To calculate C I did this:
charge Q = I x t where t is the time for 1/2 cycle (full wave rectification) =1/2f
Q = I/2f
C = Q/V (V is the ripple voltage)
C = 1/2fV

You equation is V = 1/2fC

Both methods are exactly the same

### Staff: Mentor

I'm guessing that you averaged the full wave rectified waveform to determine this DC value? That analysis only applies where there is no filter capacitor, so is not applicable to your circuit. In your circuit, the big filter capacitor charges to the peak value of the AC and holds this voltage until the next peak. So the DC output will be roughly equal to the peak of the AC (less diode drops).

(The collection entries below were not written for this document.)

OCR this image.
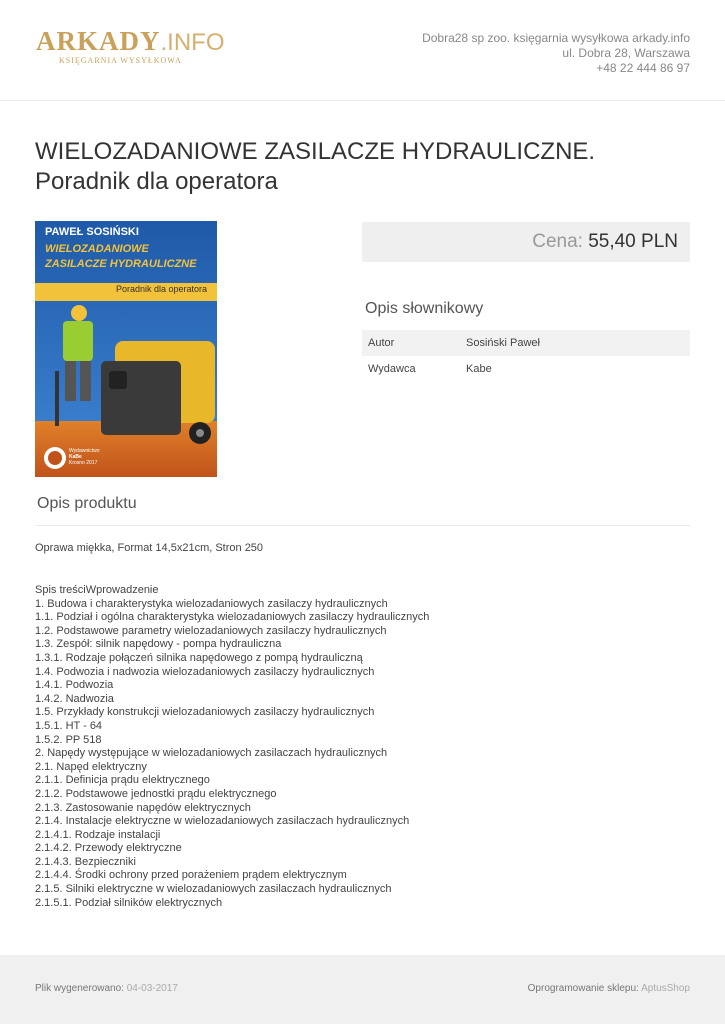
ARKADY.INFO
KSIĘGARNIA WYSYŁKOWA
Dobra28 sp zoo. księgarnia wysyłkowa arkady.info
ul. Dobra 28, Warszawa
+48 22 444 86 97
WIELOZADANIOWE ZASILACZE HYDRAULICZNE. Poradnik dla operatora
PAWEŁ SOSIŃSKI
WIELOZADANIOWE
ZASILACZE HYDRAULICZNE
Poradnik dla operatora
Wydawnictwo
KaBe
Krosno 2017
Cena: 55,40 PLN
Opis słownikowy
Autor	Sosiński Paweł
Wydawca	Kabe
Opis produktu
Oprawa miękka, Format 14,5x21cm, Stron 250
Spis treściWprowadzenie
1. Budowa i charakterystyka wielozadaniowych zasilaczy hydraulicznych
1.1. Podział i ogólna charakterystyka wielozadaniowych zasilaczy hydraulicznych
1.2. Podstawowe parametry wielozadaniowych zasilaczy hydraulicznych
1.3. Zespół: silnik napędowy - pompa hydrauliczna
1.3.1. Rodzaje połączeń silnika napędowego z pompą hydrauliczną
1.4. Podwozia i nadwozia wielozadaniowych zasilaczy hydraulicznych
1.4.1. Podwozia
1.4.2. Nadwozia
1.5. Przykłady konstrukcji wielozadaniowych zasilaczy hydraulicznych
1.5.1. HT - 64
1.5.2. PP 518
2. Napędy występujące w wielozadaniowych zasilaczach hydraulicznych
2.1. Napęd elektryczny
2.1.1. Definicja prądu elektrycznego
2.1.2. Podstawowe jednostki prądu elektrycznego
2.1.3. Zastosowanie napędów elektrycznych
2.1.4. Instalacje elektryczne w wielozadaniowych zasilaczach hydraulicznych
2.1.4.1. Rodzaje instalacji
2.1.4.2. Przewody elektryczne
2.1.4.3. Bezpieczniki
2.1.4.4. Środki ochrony przed porażeniem prądem elektrycznym
2.1.5. Silniki elektryczne w wielozadaniowych zasilaczach hydraulicznych
2.1.5.1. Podział silników elektrycznych
Plik wygenerowano: 04-03-2017	Oprogramowanie sklepu: AptusShop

You calculated 0.5F. That's 500,000 microfarads so is a very large capacitance.

18. ### Elisabeth_91

8
I know 0.5F is huge.
But can you tell me how to calculate it correctly? I thought that in this case the transformer ratio question can be solved independent from the question of the capacitor.

19. ### cmb

628
As a 'mathematical' question, it's fair to say there is no need to examine the spec of the transformer in detail. However, transformers will output different voltages according to their state of load, so you need to make sure 12W would have no influence on the level of saturation in the transformer, else I expect it would run high if the 12W load was removed.

(Suffice to say, in the real world you'd pick a, say, 10V transformer, use a small cap that might allow, say, 3V of ripple, and stick a voltage regulator in. So your values for capacitance will look artificially high, due to the artificial nature of the question.)

Last edited: Nov 20, 2011

### Staff: Mentor

Yes, transformer and filter capacitor are determined separately.

The method you used looked right (though I didn't check the figures). Q=CV where Q is the charge drained by supplying the load current for half the AC period, and V is the allowable droop in voltage. It gives an adequate estimate.

In a practical sense, electrolytic caps are not precision elements. Typically, they may have tolerances of +100%, -40% so you don't have to worry about 3 sig figs.